Continuous saving?

jrothman · May 24, 2004, 1:48am

One feature I’d really like to see is continuous saving of the DT database. It seems really silly that I can be working on a document, save it (using Command-S), and then, after a crash caused by another program, re-open my database to find several minutes worth of work missing. I’d (somehow) been under the impression that this had been implemented in the newest build, but it just happened to me in one of the betas.

If this could be improved it would make me a lot more comfortable using DT.

sjk · May 24, 2004, 4:56pm

Yesterday morning my eMac crashed and DT’s database was corrupted after restarting, requiring me to rebuild it. I have the “Automatic flush to disk every 5 minutes” preference set, but hadn’t added anything new to the database for at least 30 minutes before the crash so I was a surprised (and disappointed) about this corruption during what I thought would be a period of inactivity. Fortunately it was okay after two other system crashes during the week.

I’ll have a replacement UPS tomorrow to protect the system against more power outage crashes but I wish something could be done for improving the database integrity in a situation like I’ve described.

milhouse · May 25, 2004, 12:03am

Yes, I need a very stable app/database in which to save my coming PhD work.

As much as I love DT (pro), the stability and robustness must be a no brainer.

Bill_DeVille · May 25, 2004, 1:19am

After going forever without DT database corruption, it happened to me last week – a Safari crash/system freeze while DT Pro was optimizing and backing up the database (the worst case event, as the backup was also corrupted). I did have a 4-day-old external backup of the database, but I had done a lot of work that wasn’t in the backup file.

I use a TiBook, so don’t have to worry about power outages, of which we’ve had several in the last few months. I even have my PowerBook AC adapter plugged into a UPS!

But my very large database was rebuilt without incident, although I found it best to do manual group-by-group export, and imported into a new database. DEVONtechnologies has done a great job with the rebuilding/recovery tool.

And since I reported my problem to Christian, the latest alpha of DT Pro has a modification of the Backup & Optimize tool that makes backup corruption very much less likely in a situtation like the one that bit me.

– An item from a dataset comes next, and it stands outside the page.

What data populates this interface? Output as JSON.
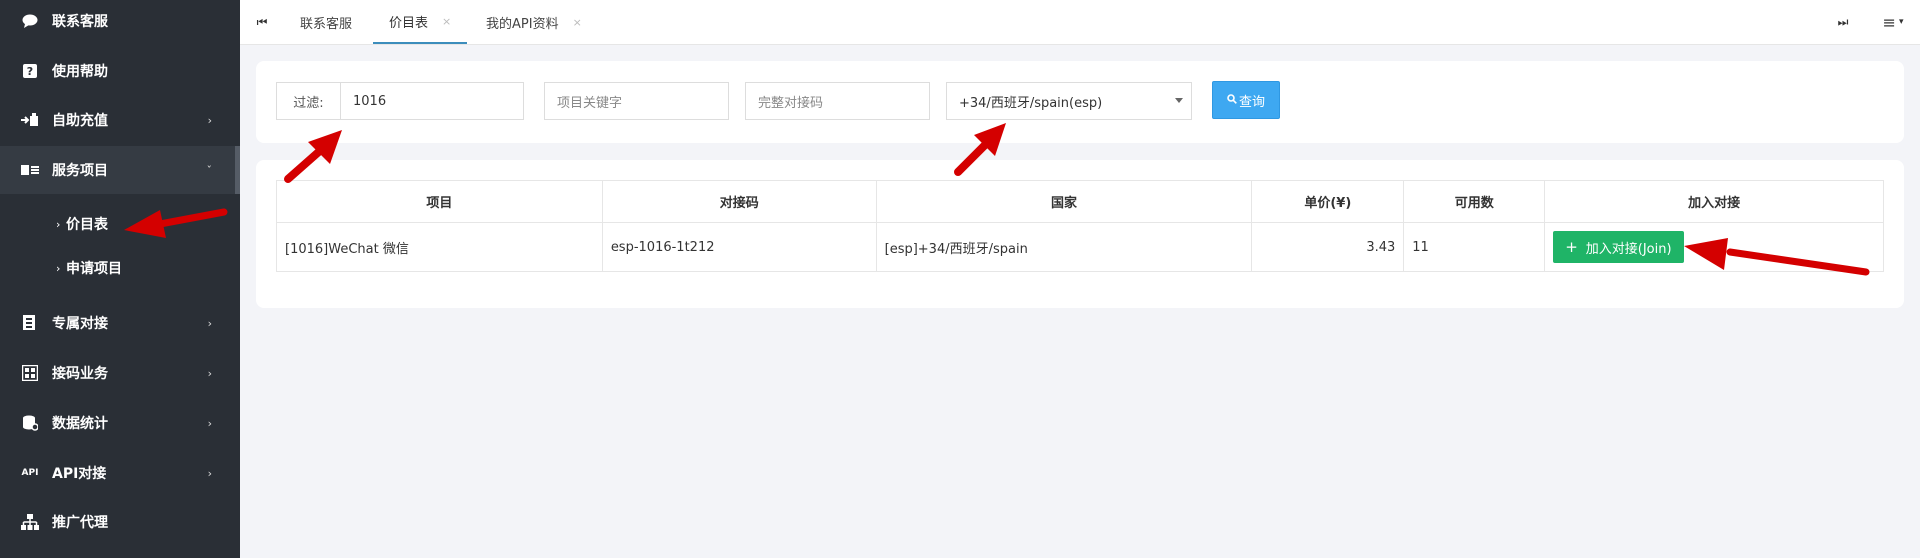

Bottom line: I trust DEVONthink even more after my corruption incident. The experience of recovering everything (nearly 7,000 files) after a bad crash was very reassuring. DT is as bullet-proof as they come. My data is critical to me, and it’s in pristine condition again.

Of course, I’ll continue to do external backups – my hard drive tests out OK, and I’ve never lost a drive in many years of using Apple computers, but the worst could happen.

milhouse · May 25, 2004, 6:59pm

Thanks for the report Bill.

sjk · May 25, 2004, 7:06pm

Today I noticed a top-level NetNewsWire.app group that looked like it had been imported from /Applications and the entire app tree was browsable in DT. Seems peculiar since I’ve never entered anything from /Applications in DT.

Last week I copied the database from my iBook to my eMac and am wondering if rebuilding it after the system crash (explained earlier) was confused by something in it that had originally been created on the iBook. The directory hierarchies on the two systems aren’t identical and it’s likely something in the database referred to files under ~/Documents that aren’t (yet) on the eMac.

I’d like a way to export the History in plain text format so different “snapshots” of it could be compared (e.g. with the diff command). That would provide a crude way of checking for missing or new items in the database if rebuilding was necessary. Or some other mechanism that makes it possible to compare item lists from different points in time.

Bill_DeVille · May 25, 2004, 9:02pm

sjk:

I did the database rebuild by exporting a group at a time, then doing a quick look at the exported folders to make sure they contained everything, including all the subgroups and their contents.

I’ve got 177 groups (including sub-groups), but only 25 groups at the ‘root’ level, so this wasn’t hard to do.

Then I created a new, empty DT Pro database and dragged the group folders into it.

I’ve got a NoteTaker notebook with logs of many hundreds of the items entered into DT. I went back and selected at random 20 files to check; all of them were in the new database. Also, the number of files in the new database agreed with the number of files in the old database, so I can conclude everything is there. All the links to external files, such as PDFs, that I’ve examined are working.

Took a while to do it this way, but I’m pleased that there were no surprises or lost material.

Because my database contains links to rather than inclusion of PDF, Word and some other file types, it’s not as portable as yours. One of these days, I may replicate my database with PDFs and so on captured into the DT database. That would let me take advantage of the new DT Pro feature of storing databases on optical media for distribution to other DT Pro users.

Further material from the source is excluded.